In image 10 we can see a beautiful type of cloud known as virga. In essence, in this cloud the ice is falling out of the cloud as the cloud is being pushed to the right by the upper winds. The tail of the falling ice crystals is being blown in advance of the cloud itself. As they fall into warmer air they undergo a process of sublimation. That is, the ice crystals transform directly into a gaseous vapor rather than forming droplets of water. The warm vapor rises quickly and reforms at the height of the original cloud but downstream of it. This can be seen in the streaming cloud moving out to the right of the original virga. The sublimation process is actually a rain that never reaches the ground. It is caused by a superabundance of ice nuclei in the upper levels of the atmosphere.
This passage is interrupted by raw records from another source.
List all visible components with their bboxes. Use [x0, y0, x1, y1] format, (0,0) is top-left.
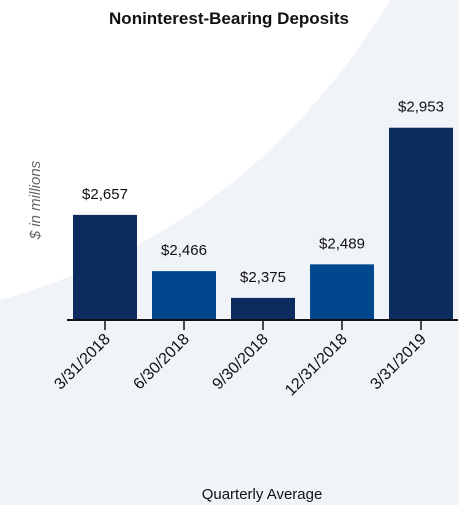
data-label: $2,466	[161, 242, 207, 259]
bar	[152, 271, 216, 320]
y-axis-label: $ in millions	[27, 160, 44, 240]
data-label: $2,489	[319, 235, 365, 252]
bar	[389, 127, 453, 320]
chart-title: Noninterest-Bearing Deposits	[109, 9, 349, 28]
bar	[231, 297, 295, 320]
data-label: $2,375	[240, 269, 286, 286]
bar	[73, 214, 137, 320]
x-axis-label: Quarterly Average	[202, 486, 323, 503]
bar	[310, 264, 374, 320]
data-label: $2,953	[398, 99, 444, 116]
data-label: $2,657	[82, 186, 128, 203]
As beautiful as it is, the virga cloud is a sign of drought. The water in these types of clouds does not reach the earth but stays trapped in a cycle of precipitation and sublimation for cloud building cycles that lie far above the earth.

Fig.11

In image 11 a haunting angelic dance of late in the day virga tell of dry weather ahead even though their appearance delights the eye and stimulates the imagination. This type of cloud formation is the result of a busy day of aircraft contrails being laid down in the sky at the border of the tropopause the most sensitive boundary for weather in the atmosphere. The question regarding the influence of contrails on drought patterns is a deep one involving many variables. With contrails, the wonderful predictive images of the high ice clouds as harbingers of storms weaves into the more darkly etched human concerns of an economy based on fossil fuels.